Kaduna Electric Plans 100-MW Solar-Plus-Storage Parks Across Four Northern States
- Kaduna Electric signs MoU to deploy 100 MW of solar capacity and battery storage across Kaduna, Sokoto, Zamfara, and Kebbi, cutting outages and boosting Nigeria’s energy transition.
Nigerian distribution company Kaduna Electric has inked a memorandum of understanding with engineering partners J-Marine Logistics and investor ASI Engineering to build a network of solar-plus-battery parks totalling 100 MW across its franchise area in the country’s north-west. The rollout will allocate 60 MW to Kaduna State, 20 MW to Sokoto, and 10 MW each to Zamfara and Kebbi, creating the utility’s first utility-scale generation assets and its largest ever clean-energy venture.
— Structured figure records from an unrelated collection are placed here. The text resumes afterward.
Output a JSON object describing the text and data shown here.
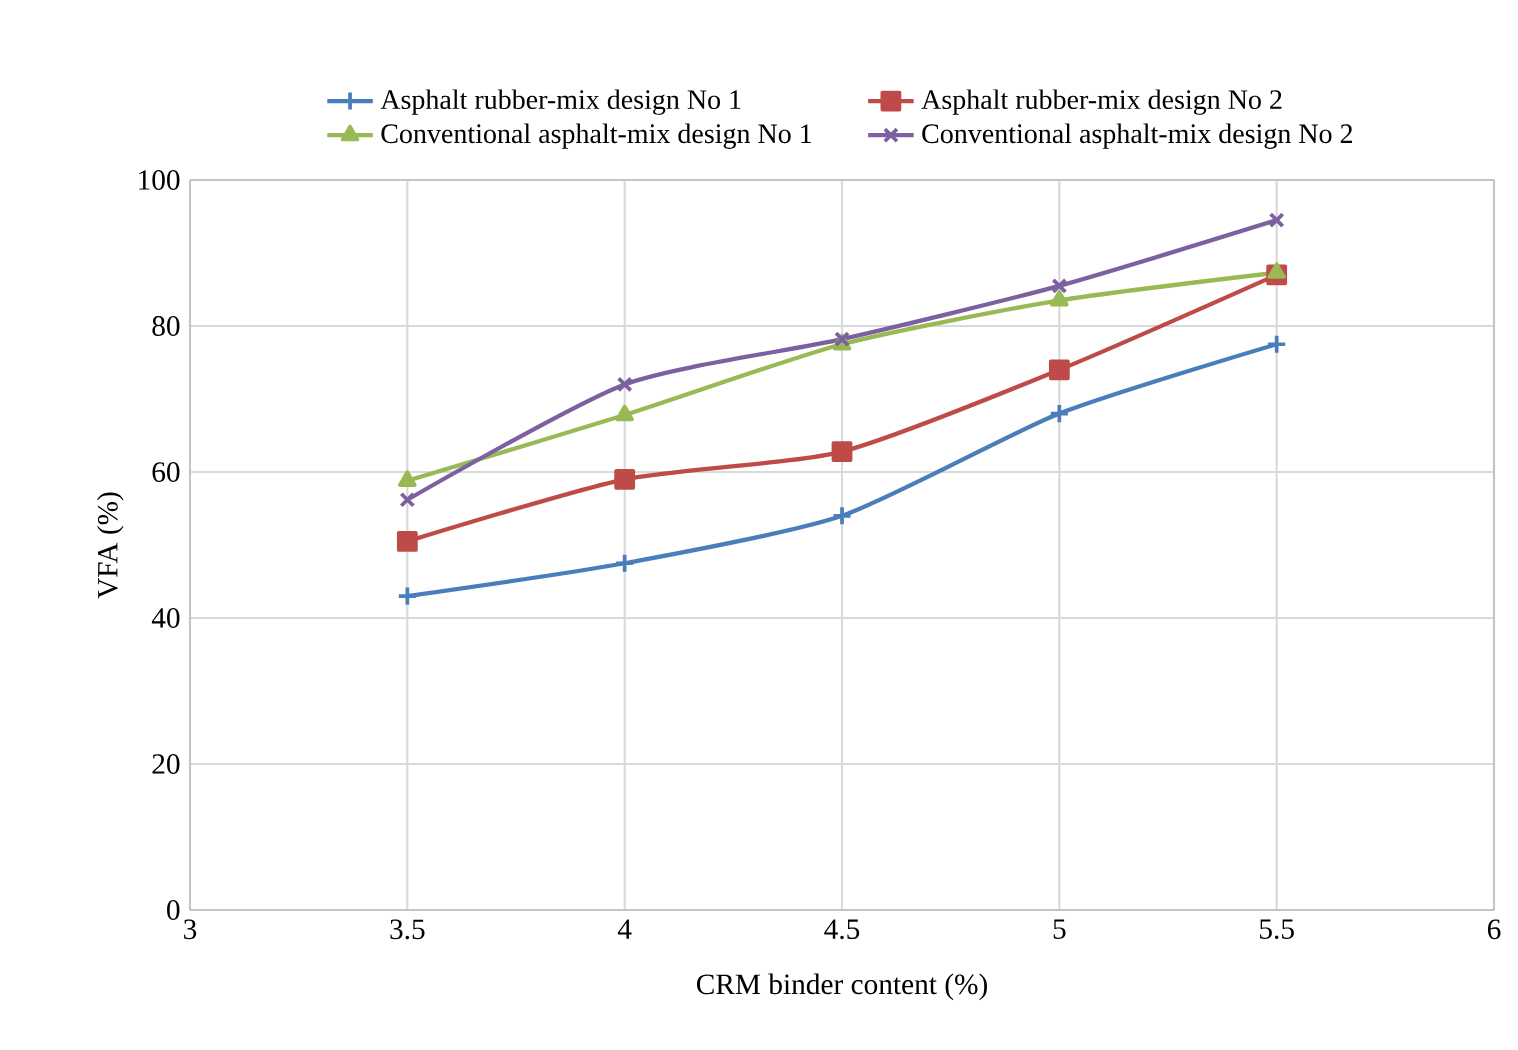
{
  "chart_data": {
    "type": "line",
    "xlabel": "CRM binder content (%)",
    "ylabel": "VFA (%)",
    "x": [
      3.5,
      4,
      4.5,
      5,
      5.5
    ],
    "series": [
      {
        "name": "Asphalt rubber-mix design No 1",
        "color": "#4a7ebb",
        "marker": "plus",
        "values": [
          43,
          47.5,
          54,
          68,
          77.5
        ]
      },
      {
        "name": "Asphalt rubber-mix design No 2",
        "color": "#be4b48",
        "marker": "square",
        "values": [
          50.5,
          59,
          62.8,
          74,
          87
        ]
      },
      {
        "name": "Conventional asphalt-mix design No 1",
        "color": "#98b954",
        "marker": "triangle",
        "values": [
          58.8,
          67.8,
          77.5,
          83.5,
          87.3
        ]
      },
      {
        "name": "Conventional asphalt-mix design No 2",
        "color": "#7d60a0",
        "marker": "cross",
        "values": [
          56.2,
          72,
          78.2,
          85.5,
          94.5
        ]
      }
    ],
    "xlim": [
      3,
      6
    ],
    "xticks": [
      3,
      3.5,
      4,
      4.5,
      5,
      5.5,
      6
    ],
    "ylim": [
      0,
      100
    ],
    "yticks": [
      0,
      20,
      40,
      60,
      80,
      100
    ],
    "grid": true,
    "legend": "top"
  }
}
Each site will pair high-efficiency photovoltaic arrays with multi-hour battery energy-storage systems (BESS), enabling the plants to feed power into local feeders during evening peaks and keep critical services online through frequent grid interruptions. Kaduna Electric says the hybrid design will supply roughly 210 GWh a year and offset more than 150,000 tonnes of carbon dioxide over the projects’ 25-year lifespan.
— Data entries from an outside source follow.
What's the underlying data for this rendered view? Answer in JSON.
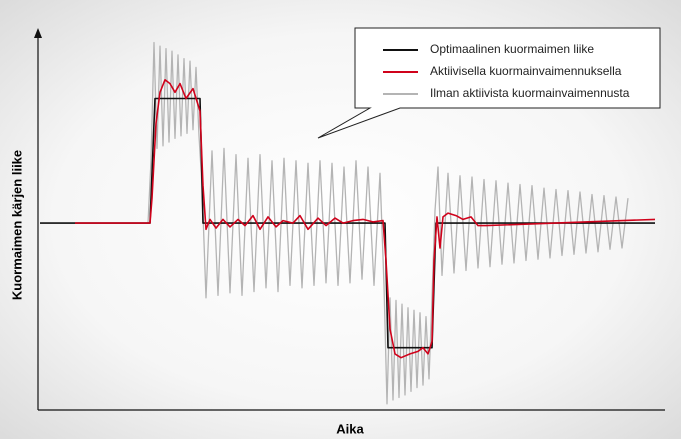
{
  "chart_data": {
    "type": "line",
    "x_label": "Aika",
    "y_label": "Kuormaimen kärjen liike",
    "xlim": [
      0,
      627
    ],
    "ylim": [
      -1.5,
      1.55
    ],
    "legend": "top-right",
    "series": [
      {
        "name": "Optimaalinen kuormaimen liike",
        "color": "#111111",
        "x": [
          2,
          112,
          117,
          162,
          165,
          347,
          350,
          394,
          398,
          617
        ],
        "values": [
          0,
          0,
          1,
          1,
          0,
          0,
          -1,
          -1,
          0,
          0
        ]
      },
      {
        "name": "Aktiivisella kuormainvaimennuksella",
        "color": "#d0021b",
        "x": [
          37,
          112,
          114,
          118,
          122,
          127,
          132,
          137,
          142,
          148,
          155,
          162,
          165,
          168,
          172,
          178,
          185,
          192,
          200,
          207,
          215,
          222,
          230,
          238,
          245,
          255,
          262,
          270,
          280,
          288,
          297,
          305,
          315,
          325,
          335,
          345,
          348,
          352,
          357,
          363,
          372,
          380,
          385,
          390,
          394,
          396,
          399,
          402,
          405,
          410,
          418,
          425,
          433,
          440,
          448,
          617
        ],
        "values": [
          0,
          0,
          0.2,
          0.8,
          1.05,
          1.15,
          1.12,
          1.05,
          1.12,
          1.0,
          1.08,
          0.9,
          0.3,
          -0.05,
          0.03,
          -0.04,
          0.03,
          -0.03,
          0.03,
          -0.02,
          0.06,
          -0.05,
          0.05,
          -0.03,
          0.02,
          0,
          0.06,
          -0.05,
          0.04,
          -0.02,
          0.04,
          0,
          0.02,
          0.03,
          0.01,
          0.02,
          -0.3,
          -0.85,
          -1.05,
          -1.08,
          -1.05,
          -1.03,
          -1.0,
          -1.05,
          -0.95,
          -0.3,
          0.05,
          -0.2,
          0.05,
          0.08,
          0.06,
          0.03,
          0.05,
          -0.02,
          -0.02,
          0.03
        ]
      },
      {
        "name": "Ilman aktiivista kuormainvaimennusta",
        "color": "#b4b4b4",
        "x": [
          22,
          110,
          113,
          116,
          119,
          122,
          125,
          128,
          131,
          134,
          137,
          140,
          143,
          146,
          149,
          152,
          155,
          158,
          161,
          164,
          168,
          174,
          180,
          186,
          192,
          198,
          204,
          210,
          216,
          222,
          228,
          234,
          240,
          246,
          252,
          258,
          264,
          270,
          276,
          282,
          288,
          294,
          300,
          306,
          312,
          318,
          324,
          330,
          336,
          342,
          346,
          349,
          352,
          355,
          358,
          361,
          364,
          367,
          370,
          373,
          376,
          379,
          382,
          385,
          388,
          391,
          394,
          397,
          400,
          404,
          410,
          416,
          422,
          428,
          434,
          440,
          446,
          452,
          458,
          464,
          470,
          476,
          482,
          488,
          494,
          500,
          506,
          512,
          518,
          524,
          530,
          536,
          542,
          548,
          554,
          560,
          566,
          572,
          578,
          584,
          590
        ],
        "values": [
          0,
          0,
          0.5,
          1.45,
          0.6,
          1.42,
          0.62,
          1.4,
          0.65,
          1.38,
          0.68,
          1.35,
          0.7,
          1.32,
          0.72,
          1.3,
          0.75,
          1.25,
          0.7,
          0.3,
          -0.6,
          0.58,
          -0.58,
          0.6,
          -0.56,
          0.55,
          -0.58,
          0.52,
          -0.55,
          0.55,
          -0.52,
          0.5,
          -0.55,
          0.52,
          -0.5,
          0.5,
          -0.52,
          0.48,
          -0.5,
          0.5,
          -0.48,
          0.48,
          -0.5,
          0.45,
          -0.48,
          0.5,
          -0.45,
          0.45,
          -0.5,
          0.4,
          -0.5,
          -1.45,
          -0.6,
          -1.42,
          -0.62,
          -1.4,
          -0.65,
          -1.38,
          -0.68,
          -1.35,
          -0.7,
          -1.32,
          -0.72,
          -1.3,
          -0.75,
          -1.25,
          -0.6,
          0.1,
          0.45,
          -0.42,
          0.4,
          -0.4,
          0.38,
          -0.38,
          0.37,
          -0.36,
          0.35,
          -0.35,
          0.34,
          -0.33,
          0.32,
          -0.32,
          0.31,
          -0.3,
          0.3,
          -0.29,
          0.28,
          -0.28,
          0.27,
          -0.26,
          0.26,
          -0.25,
          0.25,
          -0.24,
          0.23,
          -0.23,
          0.22,
          -0.21,
          0.21,
          -0.2,
          0.2
        ]
      }
    ]
  }
}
Chairman Aminu Abubakar Suleiman called the initiative “a decisive leap from pure distribution into distributed generation,” adding that the consortium model lets the utility leverage external capital while retaining operational oversight. Under the terms, J-Marine will lead engineering, procurement and construction, while ASI Engineering arranges project finance; Kaduna Electric will hold a majority stake and purchase all electricity under long-term offtake agreements indexed to inflation.
The deal dovetails with Nigeria’s national push to achieve universal electricity access and lift renewables to 50 percent of generation by 2030. Northern states endure some of the country’s worst supply deficits, relying on diesel generators when the grid fails. By siting small-to-medium plants close to demand centres, Kaduna Electric expects to cut technical losses, lower tariff volatility and free scarce foreign exchange previously spent on imported fuel.
Pre-construction studies will run through early 2026, with the first 20 MW block scheduled to go live in Kaduna by late 2027. The remaining capacity is slated for completion in staggered phases through 2028, subject to timely regulatory approvals and grid-connection works by the Transmission Company of Nigeria. If all milestones are met, the model could be replicated by other distribution companies seeking to hedge against Nigeria’s chronic generation shortfall without burdening public finances.